Na década de 1950/60, a Getúlio Vargas tornou-se um lugar sofisticado para morar, por sua proximidade do centro da cidade. Por essa época foram construídos bangalôs e mansões de estilo moderno, onde residiam pessoas de posses e de alta projeção social. Mais tarde vieram os condomínios de edifícios para a classe média alta.
A partir da década de 1970 o trânsito de veículos aumentou, o centro da cidade começou a dar sinais de violência e avenida começou a morrer do ponto de vista dos negócios imobiliários.  Os donos dos casarões mudaram-se e os puseram à venda, sem sucesso, por anos a fio, abandonando-os mais tarde.

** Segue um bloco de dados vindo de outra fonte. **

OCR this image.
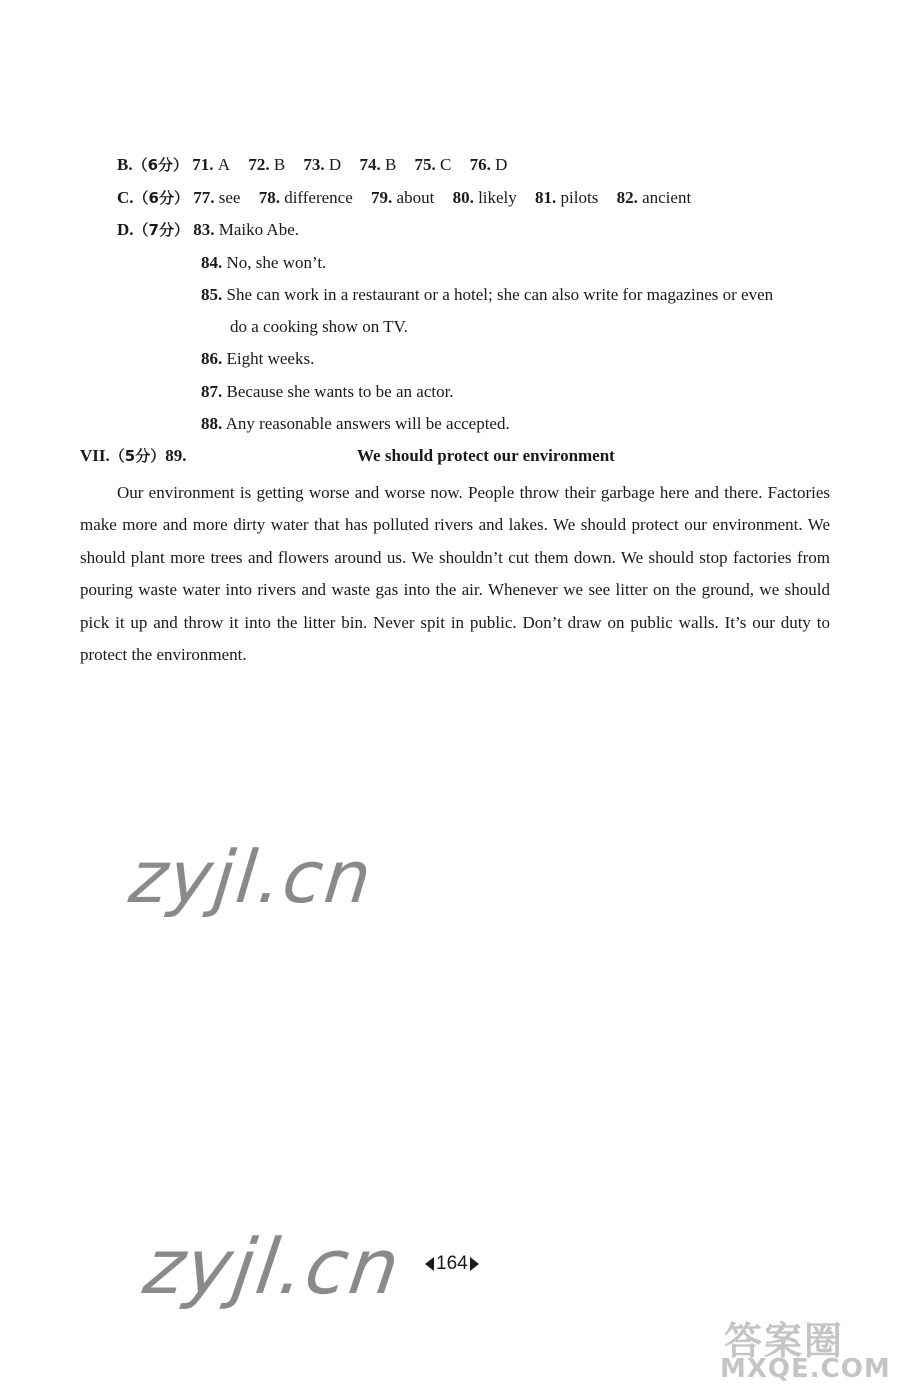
B.（6分） 71. A 72. B 73. D 74. B 75. C 76. D
C.（6分） 77. see 78. difference 79. about 80. likely 81. pilots 82. ancient
D.（7分） 83. Maiko Abe.
84. No, she won’t.
85. She can work in a restaurant or a hotel; she can also write for magazines or even
do a cooking show on TV.
86. Eight weeks.
87. Because she wants to be an actor.
88. Any reasonable answers will be accepted.
VII.（5分）89.	We should protect our environment

Our environment is getting worse and worse now. People throw their garbage here and there. Factories make more and more dirty water that has polluted rivers and lakes. We should protect our environment. We should plant more trees and flowers around us. We shouldn’t cut them down. We should stop factories from pouring waste water into rivers and waste gas into the air. Whenever we see litter on the ground, we should pick it up and throw it into the litter bin. Never spit in public. Don’t draw on public walls. It’s our duty to protect the environment.

zyjl.cn
zyjl.cn 164
答案圈
MXQE.COM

A realidade da avenida atualmente é de completo abandono e ruína. Do lado direito de quem desce em direção ao centro, o quarteirão que faz esquina com a rua Leonardo Malcher exibe há décadas os restos  de um casarão prestes a desabar, tomado pelo mato e trepadeiras que se estendem ao prédio a seu lado, também vazio. Na próxima esquina, com a rua Monsenhor Coutinho, um enorme terreno está vazio há anos, aberto, profundo, sem muro e sem segurança para os pedestres. O trecho entre as ruas  Saldanha Marinho e Henrique Martins parece um pouco mais conservado, embora tenham sido cometidas algumas barbaridades como a desfiguração da casa onde residiu a professora Eldah Bitton Telles da Rocha, cantora lírica, uma das mulheres mais charmosas da cidade, cuja memória poderia estar conservada na casa onde morou, que deveria   ter sido poupada do urbanismo selvagem, até como exemplo da arquitetura da Manaus dos anos 1930.

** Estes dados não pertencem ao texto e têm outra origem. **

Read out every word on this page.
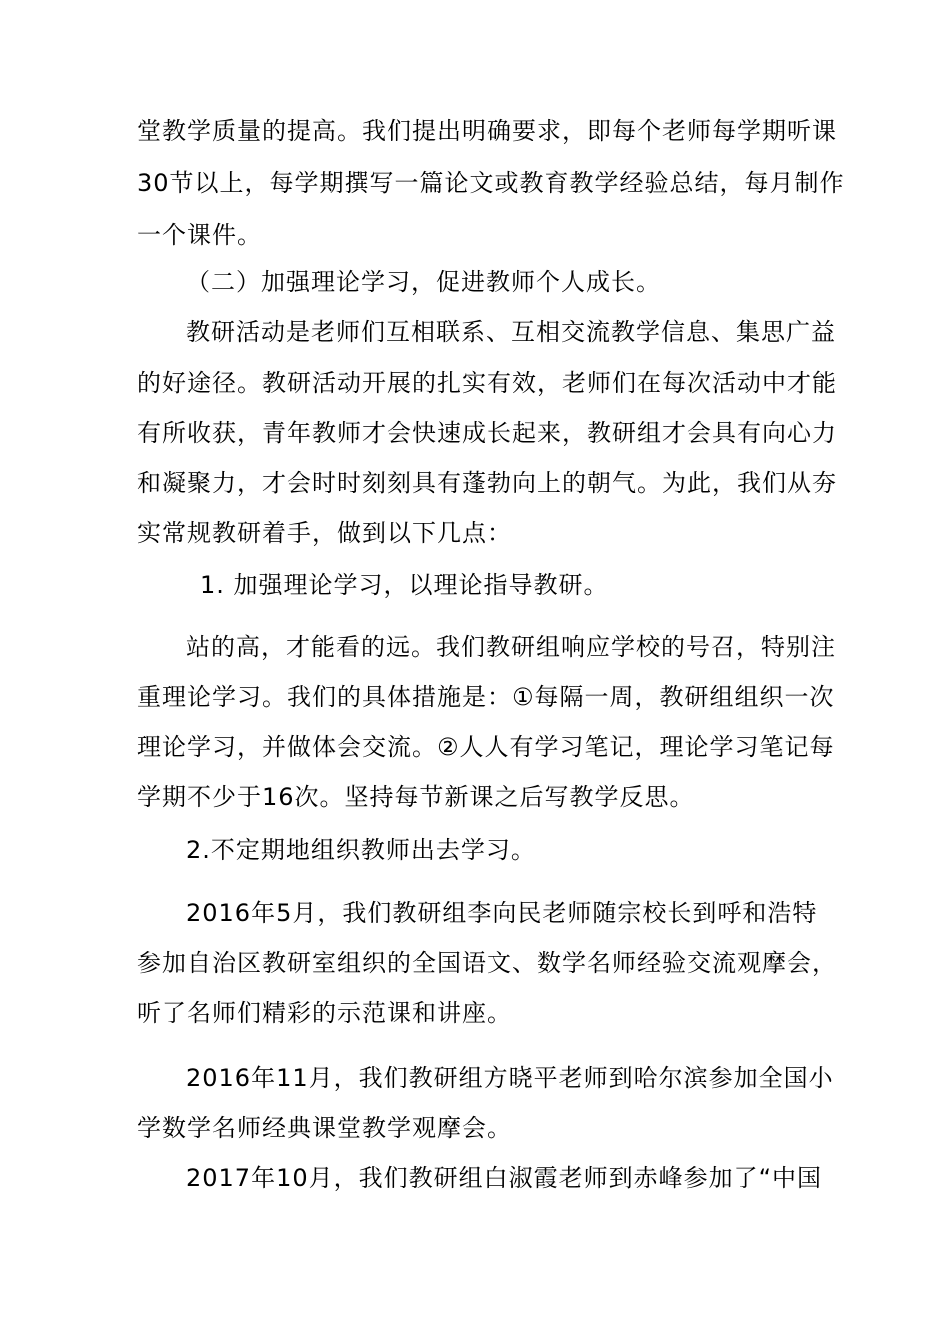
堂教学质量的提高。我们提出明确要求，即每个老师每学期听课
30节以上，每学期撰写一篇论文或教育教学经验总结，每月制作
一个课件。
（二）加强理论学习，促进教师个人成长。
教研活动是老师们互相联系、互相交流教学信息、集思广益
的好途径。教研活动开展的扎实有效，老师们在每次活动中才能
有所收获，青年教师才会快速成长起来，教研组才会具有向心力
和凝聚力，才会时时刻刻具有蓬勃向上的朝气。为此，我们从夯
实常规教研着手，做到以下几点：
1. 加强理论学习，以理论指导教研。
站的高，才能看的远。我们教研组响应学校的号召，特别注
重理论学习。我们的具体措施是：①每隔一周，教研组组织一次
理论学习，并做体会交流。②人人有学习笔记，理论学习笔记每
学期不少于16次。坚持每节新课之后写教学反思。
2.不定期地组织教师出去学习。
2016年5月，我们教研组李向民老师随宗校长到呼和浩特
参加自治区教研室组织的全国语文、数学名师经验交流观摩会，
听了名师们精彩的示范课和讲座。
2016年11月，我们教研组方晓平老师到哈尔滨参加全国小
学数学名师经典课堂教学观摩会。
2017年10月，我们教研组白淑霞老师到赤峰参加了“中国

Mais adiante, no décimo quarteirão, que termina na avenida 7 de Setembro, o Colégio Estadual Pedro II, cuja quadra mal se pode enxergar devido à presença de oito bancas de revistas, quinquilharias, comidas, cópias de documentos e outras que impedem a contemplação do prédio.
Subindo a avenida a partir da 7  de Setembro passa-se ileso pelo antigo cinema Polytheama, com suas pequenas sereias presas à parede, milagrosamente inteiras. No próximo quarteirão, entre as ruas Lauro Cavalcante e  Huascar de Figueiredo, 18 bancas de camelôs estreitam a passagem dos pedestres, tendo como fundo um muro cheio de pichações. Mais acima, a calçada entre as ruas  Huascar e as 24 de Maio bate o recorde de ocupação irregular do espaço público: ali se instalaram 21 bancas de vários tamanhos, estilos e finalidades.
A avenida Getúlio Vargas é um  exemplo do descaso pelo patrimônio de uma cidade.  Depois desse triste passeio restam duas perguntas: não existe fiscalização por parte da Prefeitura? e  por que não conservar os tesouros e as belezas que a cidade já possui?